The view of the house from the rear.

At first, ‘Row’s End’ by Retallack Thompson was a project focused on ‘restoration and repair’.

The house, a Victorian terrace with its largely original layout, had seen better days when the owners initially approached practice director Jemima Retallack for the renovation.

‘For our client, their connection to the house was one of nostalgia, being the first house they owned and started a family in (early 1990s). They’d then rented it out over the years when they moved to Brisbane and raised that family,’ Jemima says.

‘They now found themselves retiring, the children grown, and were looking to spend more time in Sydney and so the condition of the house needed to be addressed.’

The brief comprised a laundry list of challenges. With two ‘good rooms’ to the front, and a lean-to kitchen to the back, the existing home was heavily damaged, suffering from the invasive roots of neighbouring trees and poor stormwater management.

‘We really wanted to ensure that the new works were about maintaining the future of the house in a manner compatible with the use of the house by our clients,’ Jemima says.

‘They really loved the existing house and the way it worked, so it was about making the home more robust and appropriate for modern living — seeing it into its next 100 years.’

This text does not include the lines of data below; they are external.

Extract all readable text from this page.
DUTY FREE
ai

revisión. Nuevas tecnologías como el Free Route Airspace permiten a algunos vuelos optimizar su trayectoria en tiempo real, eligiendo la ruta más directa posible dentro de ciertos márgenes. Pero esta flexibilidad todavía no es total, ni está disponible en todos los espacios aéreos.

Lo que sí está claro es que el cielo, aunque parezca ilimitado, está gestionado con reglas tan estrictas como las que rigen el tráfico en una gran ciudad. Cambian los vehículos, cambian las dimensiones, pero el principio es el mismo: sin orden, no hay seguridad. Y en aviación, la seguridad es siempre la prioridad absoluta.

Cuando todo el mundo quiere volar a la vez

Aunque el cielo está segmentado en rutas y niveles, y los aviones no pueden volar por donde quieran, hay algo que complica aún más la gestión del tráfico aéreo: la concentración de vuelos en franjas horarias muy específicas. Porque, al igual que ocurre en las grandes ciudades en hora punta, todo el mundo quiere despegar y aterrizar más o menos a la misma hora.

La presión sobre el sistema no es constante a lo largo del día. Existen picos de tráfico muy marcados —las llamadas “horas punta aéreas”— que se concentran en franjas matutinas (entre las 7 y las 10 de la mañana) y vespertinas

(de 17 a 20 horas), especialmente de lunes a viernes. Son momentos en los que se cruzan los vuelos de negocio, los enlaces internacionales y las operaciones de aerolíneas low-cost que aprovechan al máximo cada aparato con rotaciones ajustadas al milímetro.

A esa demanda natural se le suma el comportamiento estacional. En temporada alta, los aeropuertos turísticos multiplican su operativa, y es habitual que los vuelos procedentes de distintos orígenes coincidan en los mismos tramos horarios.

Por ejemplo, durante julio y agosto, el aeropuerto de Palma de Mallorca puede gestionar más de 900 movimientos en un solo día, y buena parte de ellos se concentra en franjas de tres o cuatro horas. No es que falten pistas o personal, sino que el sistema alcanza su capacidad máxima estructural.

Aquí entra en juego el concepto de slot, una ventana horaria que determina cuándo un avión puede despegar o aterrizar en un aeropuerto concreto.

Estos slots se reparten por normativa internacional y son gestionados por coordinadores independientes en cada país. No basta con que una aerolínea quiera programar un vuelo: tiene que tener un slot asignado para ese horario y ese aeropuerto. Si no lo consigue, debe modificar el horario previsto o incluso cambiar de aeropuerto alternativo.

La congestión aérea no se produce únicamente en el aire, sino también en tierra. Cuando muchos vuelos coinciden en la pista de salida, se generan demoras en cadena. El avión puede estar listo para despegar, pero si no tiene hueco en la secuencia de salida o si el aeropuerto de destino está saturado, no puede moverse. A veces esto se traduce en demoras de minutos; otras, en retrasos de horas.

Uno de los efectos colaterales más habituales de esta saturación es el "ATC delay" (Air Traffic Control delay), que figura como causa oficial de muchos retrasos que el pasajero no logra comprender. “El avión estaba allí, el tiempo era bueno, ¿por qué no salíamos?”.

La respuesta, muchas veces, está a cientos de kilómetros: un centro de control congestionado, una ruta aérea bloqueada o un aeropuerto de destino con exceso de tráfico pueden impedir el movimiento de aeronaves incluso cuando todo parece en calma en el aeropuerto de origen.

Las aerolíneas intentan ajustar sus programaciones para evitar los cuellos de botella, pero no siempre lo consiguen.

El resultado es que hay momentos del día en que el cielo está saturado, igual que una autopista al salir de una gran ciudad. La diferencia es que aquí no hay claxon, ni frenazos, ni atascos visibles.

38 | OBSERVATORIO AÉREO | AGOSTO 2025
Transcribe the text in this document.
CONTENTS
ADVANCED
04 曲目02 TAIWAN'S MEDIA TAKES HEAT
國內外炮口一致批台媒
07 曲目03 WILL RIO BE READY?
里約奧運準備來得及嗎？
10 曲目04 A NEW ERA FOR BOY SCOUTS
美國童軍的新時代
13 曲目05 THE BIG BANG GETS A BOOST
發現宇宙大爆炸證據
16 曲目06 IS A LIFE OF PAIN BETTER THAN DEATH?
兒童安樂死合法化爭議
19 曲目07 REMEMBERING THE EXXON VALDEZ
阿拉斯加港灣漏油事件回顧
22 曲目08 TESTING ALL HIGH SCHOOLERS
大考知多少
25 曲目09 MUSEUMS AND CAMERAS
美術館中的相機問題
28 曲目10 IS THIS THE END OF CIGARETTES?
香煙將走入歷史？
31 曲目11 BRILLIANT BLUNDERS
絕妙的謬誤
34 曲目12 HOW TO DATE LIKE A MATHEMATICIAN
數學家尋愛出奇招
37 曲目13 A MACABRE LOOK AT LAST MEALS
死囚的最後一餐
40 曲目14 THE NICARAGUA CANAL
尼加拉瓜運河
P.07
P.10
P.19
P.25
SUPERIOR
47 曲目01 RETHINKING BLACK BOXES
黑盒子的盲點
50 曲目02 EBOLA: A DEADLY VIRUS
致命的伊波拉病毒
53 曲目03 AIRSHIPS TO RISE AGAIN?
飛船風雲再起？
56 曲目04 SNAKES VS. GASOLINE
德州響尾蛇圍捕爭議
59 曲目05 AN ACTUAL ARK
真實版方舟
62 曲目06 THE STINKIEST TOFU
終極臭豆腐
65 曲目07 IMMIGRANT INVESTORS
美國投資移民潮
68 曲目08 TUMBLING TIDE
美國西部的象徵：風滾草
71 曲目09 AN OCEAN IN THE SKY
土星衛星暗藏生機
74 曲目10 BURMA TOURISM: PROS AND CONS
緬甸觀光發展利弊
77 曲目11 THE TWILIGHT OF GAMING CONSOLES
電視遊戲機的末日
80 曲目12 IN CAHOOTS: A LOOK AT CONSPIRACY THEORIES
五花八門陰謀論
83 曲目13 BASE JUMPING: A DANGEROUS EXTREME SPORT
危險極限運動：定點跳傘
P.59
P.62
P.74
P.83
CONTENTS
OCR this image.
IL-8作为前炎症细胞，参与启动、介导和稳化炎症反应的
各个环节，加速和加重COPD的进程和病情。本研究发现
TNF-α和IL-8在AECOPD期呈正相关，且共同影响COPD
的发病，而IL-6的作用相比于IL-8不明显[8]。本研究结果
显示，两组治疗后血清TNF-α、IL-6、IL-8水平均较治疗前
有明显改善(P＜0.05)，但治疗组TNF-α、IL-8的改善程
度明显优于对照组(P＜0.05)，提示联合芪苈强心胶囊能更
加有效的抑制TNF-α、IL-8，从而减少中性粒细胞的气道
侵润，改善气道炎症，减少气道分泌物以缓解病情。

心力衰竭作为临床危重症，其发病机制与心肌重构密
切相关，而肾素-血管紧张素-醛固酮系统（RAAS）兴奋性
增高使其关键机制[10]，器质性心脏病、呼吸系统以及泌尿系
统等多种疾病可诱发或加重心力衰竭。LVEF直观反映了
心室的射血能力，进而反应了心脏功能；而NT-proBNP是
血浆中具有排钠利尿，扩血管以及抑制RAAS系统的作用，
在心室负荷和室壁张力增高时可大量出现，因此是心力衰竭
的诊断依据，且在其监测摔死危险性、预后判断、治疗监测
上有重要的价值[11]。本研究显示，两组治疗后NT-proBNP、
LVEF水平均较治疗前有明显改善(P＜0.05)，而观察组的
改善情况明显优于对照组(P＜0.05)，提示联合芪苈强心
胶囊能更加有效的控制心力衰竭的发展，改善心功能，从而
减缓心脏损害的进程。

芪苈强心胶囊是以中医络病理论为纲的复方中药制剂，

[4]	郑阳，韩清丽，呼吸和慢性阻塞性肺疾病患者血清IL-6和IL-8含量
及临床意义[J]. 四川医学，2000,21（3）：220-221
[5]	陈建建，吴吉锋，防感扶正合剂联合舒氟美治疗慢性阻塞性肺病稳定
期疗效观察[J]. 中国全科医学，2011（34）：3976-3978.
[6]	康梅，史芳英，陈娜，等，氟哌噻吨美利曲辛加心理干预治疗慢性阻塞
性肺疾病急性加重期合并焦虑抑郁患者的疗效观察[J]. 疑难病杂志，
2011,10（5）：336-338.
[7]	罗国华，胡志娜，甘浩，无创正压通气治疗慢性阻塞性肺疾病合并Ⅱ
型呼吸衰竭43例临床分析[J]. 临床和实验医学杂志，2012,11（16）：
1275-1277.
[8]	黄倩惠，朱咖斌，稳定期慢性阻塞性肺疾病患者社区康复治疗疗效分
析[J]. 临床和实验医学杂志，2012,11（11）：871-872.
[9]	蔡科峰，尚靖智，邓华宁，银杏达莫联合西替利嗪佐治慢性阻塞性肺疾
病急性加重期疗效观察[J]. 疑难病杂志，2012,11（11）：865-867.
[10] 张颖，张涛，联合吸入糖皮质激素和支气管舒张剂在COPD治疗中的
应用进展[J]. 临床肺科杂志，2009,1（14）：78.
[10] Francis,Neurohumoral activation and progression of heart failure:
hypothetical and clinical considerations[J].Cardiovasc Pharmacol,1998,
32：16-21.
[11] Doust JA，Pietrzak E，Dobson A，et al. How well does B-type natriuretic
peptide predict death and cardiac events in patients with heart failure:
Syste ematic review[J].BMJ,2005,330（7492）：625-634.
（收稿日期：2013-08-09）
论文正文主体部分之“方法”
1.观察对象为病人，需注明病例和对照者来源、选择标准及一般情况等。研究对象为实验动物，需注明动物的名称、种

The other consideration was the heritage conservation restrictions of the area, which led council to have quite a ‘conservative approach’ to the materials used, even when obscured from the street.

However, rather than following the traditional form of the terrace, the architects took inspiration from a singular feature: a spiral steel staircase that led to an elevated timber deck at the rear.

The deck itself, which had been a historic approval from the 1980s, was especially unusual for the neighbourhood. ‘So much so, the council spent a long time checking it had been legally approved,’ Jemima says.

Determined to maintain this rare (now rotten) platform that typically couldn’t be installed today, Retallack Thompson proposed a ‘like for like’ replacement of the existing timber structure in galvanised steel.

‘The singular steel material is reflective and bright and takes on the colours of the surrounding trees and sky. Whilst materially heavy, it provides a light counterpoint to the heritage brown brick of the existing house. A clear delineation of what is old and new,’ Jemima adds.

Continuing this subversive material palette, the interiors introduced new concrete floors, wax-finished plaster walls, and thin galvanised steel set windows that blur the boundaries between the kitchen, living space and the outdoor courtyard.

The heritage bones at the front were also restored, including the original timber floors. Damaged porcelain tiles of the front balcony were replaced with bluestone cobblestone, and even the red-brick nods to the existing masonry.

In Jemima’s own words, the project offers a ‘subtly radical’ approach for transforming heritage housing; one that proves how to renew, without eschewing conservation.